Io ed Andrea siamo già in hotel ad Airolo, domani ci aspetta il giro dei 3 passi, ma intanto oggi vogliamo goderci questo weekend Svizzero esplorando la val Leventina, una vallata stretta con poche ma dure alternative ciclabili. Marco e Massimo rimangono bloccati dalle code all’ innesto del Gottardo, arrivando tardi dobbiamo rinunciare al giro che avevo previsto e ripiegare sul più corto possibile: la scalata al lago Ritom.
Un vento freddo spira da nord e ci spinge molto velocemente sino a Piotta, abbiamo avuto giusto il tempo di scaldarci in vista della salita che in 10km guadagna 850m. La prima parte è su una carreggiata che segue le pareti della montagna, svoltando improvvisamente con numerosi tornanti e mostrando passaggi spettacolari a lato o addirittura sotto alla incredibile funicolare che porta alla diga del lago. Seppur con calma, la vista man mano si allarga, l’ aeroporto di Piotta si fa sempre più piccolo e noi raggiungiamo Atlanca, da dove parte il secondo troncone di salita, quello che si snoda all’ interno di un bosco con le pendenze al 10%, su una strada stretta e a tratti ruvida, in cui incrociare quei pochi veicoli che vi passano risulta difficoltoso.
La stazione della funicolare arriva all’ improvviso, tutti esclamano la loro meraviglia quando guardano verso il basso con tutta la ferrovia della funicolare che sembra lanciarsi buttarsi nel vuoto. Purtroppo le pile della fotocamera mi fregano, non riusciamo ad avere la foto di gruppo e nemmeno a farne da qui in avanti, proseguendo su una lingua di strada scavata nella roccia, con strette gallerie ed uno strapiombo da cui ci protegge un muro. Qui una bici ed un’ auto ci passano, ma solo facendo manovra! La strada si allarga in prossimità della diga, con 2 tornanti siamo a lato di questo grosso lago, lungo quasi 2km nel cui fondo si vede piovere…
Mi attardo per tentare di fotografare, ma le pile non ne vogliono sapere, è con dispiacere che torno indietro battendo anche i denti per la temperatura non certo estiva, facendo attenzione alla strada bagnata e ruvida sino ad Atlanca, dove decidiamo di allungare un po’ scendendo verso Quinto su una bella strada, ma anche molto ripida.
Ci aspetta il ritorno in hotel col vento in faccia, gli ultimi km sono in leggera salita ed Andrea e Massimo li prendono con calma, mentre io e Marco forziamo di più, aspettandoli ad Airolo. Domani ci aspetta il giro serio, ma anche oggi nel suo piccolo è stato ottimo!
In totale 35km e 1150m di dislivello.

Perchè (addirittura) 3°? Proprio come avevo scritto nella presentazione di questa classifica, le posizioni sono stabilite da una serie di fattori quali il percorso, i panorami, l’andamento del giro, il clima, le sorprese, le mie sensazioni ed i miei ricordi. Se questo mini giro è sul podio è grazie alla sorpresa dei panorami, allo spaesamento di trovarsi in un posto completamente nuovo, al senso di avventura in una giornata fredda e ventosa. Un piccolo giro che ha regalato una bellissima sorpresa nei suoi 35km!

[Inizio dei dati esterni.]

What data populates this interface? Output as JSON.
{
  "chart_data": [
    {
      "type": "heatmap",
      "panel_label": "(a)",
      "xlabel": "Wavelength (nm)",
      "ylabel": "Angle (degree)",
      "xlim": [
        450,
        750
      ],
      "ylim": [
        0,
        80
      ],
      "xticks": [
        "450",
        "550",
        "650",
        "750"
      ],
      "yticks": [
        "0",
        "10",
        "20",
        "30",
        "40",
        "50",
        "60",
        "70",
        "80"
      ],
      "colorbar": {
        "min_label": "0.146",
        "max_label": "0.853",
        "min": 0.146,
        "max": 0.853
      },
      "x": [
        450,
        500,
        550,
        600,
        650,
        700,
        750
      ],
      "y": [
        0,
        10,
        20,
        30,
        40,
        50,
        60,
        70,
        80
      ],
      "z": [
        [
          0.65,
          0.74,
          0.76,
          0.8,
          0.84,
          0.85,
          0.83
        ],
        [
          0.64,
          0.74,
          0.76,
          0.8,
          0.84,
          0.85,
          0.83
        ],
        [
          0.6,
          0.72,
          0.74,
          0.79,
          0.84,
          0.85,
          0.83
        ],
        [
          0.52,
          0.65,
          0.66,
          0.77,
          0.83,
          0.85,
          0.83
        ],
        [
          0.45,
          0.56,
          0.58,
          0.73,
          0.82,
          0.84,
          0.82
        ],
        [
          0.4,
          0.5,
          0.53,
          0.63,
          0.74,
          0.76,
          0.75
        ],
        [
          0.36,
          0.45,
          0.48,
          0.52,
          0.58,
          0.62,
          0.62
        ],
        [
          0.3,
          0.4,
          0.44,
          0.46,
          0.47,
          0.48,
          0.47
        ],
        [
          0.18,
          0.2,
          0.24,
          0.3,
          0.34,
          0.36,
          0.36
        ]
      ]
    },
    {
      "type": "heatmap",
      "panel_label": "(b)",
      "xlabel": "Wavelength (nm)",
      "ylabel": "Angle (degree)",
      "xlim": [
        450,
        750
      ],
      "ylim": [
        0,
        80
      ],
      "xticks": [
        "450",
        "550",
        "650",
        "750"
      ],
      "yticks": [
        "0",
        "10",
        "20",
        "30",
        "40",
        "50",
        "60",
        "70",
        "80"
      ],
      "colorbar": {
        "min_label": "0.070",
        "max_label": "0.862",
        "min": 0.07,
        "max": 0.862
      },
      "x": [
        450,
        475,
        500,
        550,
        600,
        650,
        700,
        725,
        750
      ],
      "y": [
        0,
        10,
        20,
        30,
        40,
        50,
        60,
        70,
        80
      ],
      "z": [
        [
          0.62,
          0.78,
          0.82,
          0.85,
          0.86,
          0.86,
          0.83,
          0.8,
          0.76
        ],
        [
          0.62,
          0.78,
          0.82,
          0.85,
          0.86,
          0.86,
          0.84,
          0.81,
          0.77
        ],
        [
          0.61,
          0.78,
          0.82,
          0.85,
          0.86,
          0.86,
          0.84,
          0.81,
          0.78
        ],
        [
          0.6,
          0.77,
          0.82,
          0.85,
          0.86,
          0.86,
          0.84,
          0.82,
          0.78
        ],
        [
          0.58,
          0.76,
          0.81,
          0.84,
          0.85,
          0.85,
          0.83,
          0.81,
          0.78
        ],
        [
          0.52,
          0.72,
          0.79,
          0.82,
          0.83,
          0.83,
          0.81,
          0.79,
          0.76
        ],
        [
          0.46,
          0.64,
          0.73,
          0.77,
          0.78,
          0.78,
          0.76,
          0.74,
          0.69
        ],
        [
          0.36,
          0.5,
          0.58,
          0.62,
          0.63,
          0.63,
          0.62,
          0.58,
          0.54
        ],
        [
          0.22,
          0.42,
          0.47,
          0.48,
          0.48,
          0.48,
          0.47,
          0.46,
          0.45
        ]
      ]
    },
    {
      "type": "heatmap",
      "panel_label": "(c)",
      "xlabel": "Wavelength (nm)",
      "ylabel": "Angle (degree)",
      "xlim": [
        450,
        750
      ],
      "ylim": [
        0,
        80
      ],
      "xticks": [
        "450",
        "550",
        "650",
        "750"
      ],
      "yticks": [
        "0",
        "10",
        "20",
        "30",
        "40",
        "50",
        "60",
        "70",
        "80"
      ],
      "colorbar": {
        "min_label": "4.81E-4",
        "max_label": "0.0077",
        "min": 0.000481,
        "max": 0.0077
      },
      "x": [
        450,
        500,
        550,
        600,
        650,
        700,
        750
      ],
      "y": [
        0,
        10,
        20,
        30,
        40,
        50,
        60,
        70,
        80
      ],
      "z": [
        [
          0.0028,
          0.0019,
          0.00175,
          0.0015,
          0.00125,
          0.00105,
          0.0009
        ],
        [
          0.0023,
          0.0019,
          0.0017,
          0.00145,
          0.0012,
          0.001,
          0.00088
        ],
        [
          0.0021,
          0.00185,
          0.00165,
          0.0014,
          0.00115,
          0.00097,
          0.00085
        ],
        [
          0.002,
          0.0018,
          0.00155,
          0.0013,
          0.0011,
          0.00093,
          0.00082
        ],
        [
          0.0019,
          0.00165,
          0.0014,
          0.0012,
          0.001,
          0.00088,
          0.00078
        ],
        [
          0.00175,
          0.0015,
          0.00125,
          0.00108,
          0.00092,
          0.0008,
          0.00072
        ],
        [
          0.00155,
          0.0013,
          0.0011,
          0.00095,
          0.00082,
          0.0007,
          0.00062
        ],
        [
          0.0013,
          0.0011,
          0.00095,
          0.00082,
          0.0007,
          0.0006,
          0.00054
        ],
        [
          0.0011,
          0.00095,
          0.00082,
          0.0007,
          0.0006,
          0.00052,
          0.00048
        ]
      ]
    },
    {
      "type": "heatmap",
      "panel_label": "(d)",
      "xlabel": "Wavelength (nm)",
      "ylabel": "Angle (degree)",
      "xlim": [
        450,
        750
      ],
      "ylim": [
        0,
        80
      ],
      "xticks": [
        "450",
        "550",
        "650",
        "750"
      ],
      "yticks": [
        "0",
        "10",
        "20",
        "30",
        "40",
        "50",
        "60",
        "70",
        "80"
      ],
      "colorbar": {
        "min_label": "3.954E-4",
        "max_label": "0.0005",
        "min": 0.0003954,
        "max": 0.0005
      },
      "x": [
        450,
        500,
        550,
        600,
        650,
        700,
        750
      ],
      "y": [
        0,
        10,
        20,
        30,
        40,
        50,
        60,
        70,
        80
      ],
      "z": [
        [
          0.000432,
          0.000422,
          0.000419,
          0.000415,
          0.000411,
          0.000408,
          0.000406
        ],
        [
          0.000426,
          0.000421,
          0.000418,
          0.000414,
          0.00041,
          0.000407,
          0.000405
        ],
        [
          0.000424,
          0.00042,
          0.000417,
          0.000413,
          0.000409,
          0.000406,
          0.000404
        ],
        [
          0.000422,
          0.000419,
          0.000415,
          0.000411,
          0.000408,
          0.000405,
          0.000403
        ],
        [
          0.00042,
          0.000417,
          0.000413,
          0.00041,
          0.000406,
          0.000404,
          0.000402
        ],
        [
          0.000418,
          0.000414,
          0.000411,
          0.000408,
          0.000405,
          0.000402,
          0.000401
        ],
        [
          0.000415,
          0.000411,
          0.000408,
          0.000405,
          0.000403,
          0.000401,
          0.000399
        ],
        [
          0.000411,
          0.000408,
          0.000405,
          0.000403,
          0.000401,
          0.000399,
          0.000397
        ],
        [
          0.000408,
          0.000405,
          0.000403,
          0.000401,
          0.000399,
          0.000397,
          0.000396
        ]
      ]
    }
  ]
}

La funicolare del Ritom e l’ aeroporto di Piotta (foto mia!)

La bassa val Leventina (foto di Ushoettle)

Il lago Ritom (foto di Tony d’Amico)

2° posto:

25/07) Gottardo-Furka-Nufenen

Come sempre accade, chi è più vicino al ritrovo è l’ ultimo ad arrivare… infatti mentre sono tutti pronti noi 4 dell’ hotel stiamo ancora sistemando gli ultimi dettagli, c’è ancora quel vento freddo da nord e le quote alpine richiedono un minimo di vestiario. Assieme a noi c’è un bel gruppone scalpitante del BdC-Forum, siamo in 22 ed è difficile rimanere tutti assieme, rischiando di perdere elementi già ad Airolo.
Il primo step è il Gottardo via Tremula, con gli ultimi km in pavèe a cui sono convinto di essere abituato, considerate le strade dell’ Oltrepò! Ho il dubbio amletico se fare il turista o spingere, ma quando la compagnia si sfalda sui primi larghi tornanti del “passo delle genti”, la principale via di comunicazione tra nord e sud Europa, io rimango davanti tra i primi 3, di cui un ex professionista e (se ho capito bene) il fondatore del BdC-Forum. Non faccio in tempo a finire la frase “ma questo pavèè quando inizia?” che dietro ad un tornante lo trovo, la bici rimbalza ed io comincio a divertirmi. In questa fase i tratti asfaltati sono ancora la maggioranza, ma da un certo punto in poi inizia la vera Tremula, territorio di caccia di auto d’ epoca che rappresentano una bella fetta di traffico. I tornanti si susseguono all’ impazzata, ogni 100m massimo passiamo dal vento sulla schiena al vento in faccia, e questo per diversi km in cui il manubrio trema ed il sedere rimbalza sulla sella.
Al passo fa freddo, io stimo 8°, i guantini in lattice sono provvidenziali nello sfidare il freddo vento che mi sballonzola lungo la discesa. L’ utilissima ammiraglia ci aspetta all’ inizio del passo Furka, mi tolgo il vestiario da discesa lasciandolo sul sedile per affrontare questa salita, col proposito di prenderla tranquillamente onde evitare di piantarmi sulla 3°, ma questa mia volontà va a rotoli già alla prima curva, che arriva dopo 3km di piano sospinti dal forte vento del nord.
Salgo sempre a mio ritmo, supero i ritardatari e raggiungo il gruppo di testa del bdc-forum, rimango poco con loro e proseguo come prima sentendomi ancora una buona gamba. La salita è regolare e mi piace, almeno sino al pezzo conclusivo formato da un lunghissimo rettilineo a mezzacosta che fatica a prendere quota, solo gli ultimi 2 tornanti servono a superare il dislivello restante al passo, dove c’è la provvidenziale ammiraglia ad aspettarci con la mia mantellina ed i miei guanti di lattice. Peccato che le nuvole sospinte dal vento lascino solo intravedere la bellezza dei ghiacciai che proliferano da queste parti. La discesa è spettacolare, tento di imitare quello scatto di Emiliano prendendo Furka e Grimsel insieme, ma il mio tentativo resta mediocre…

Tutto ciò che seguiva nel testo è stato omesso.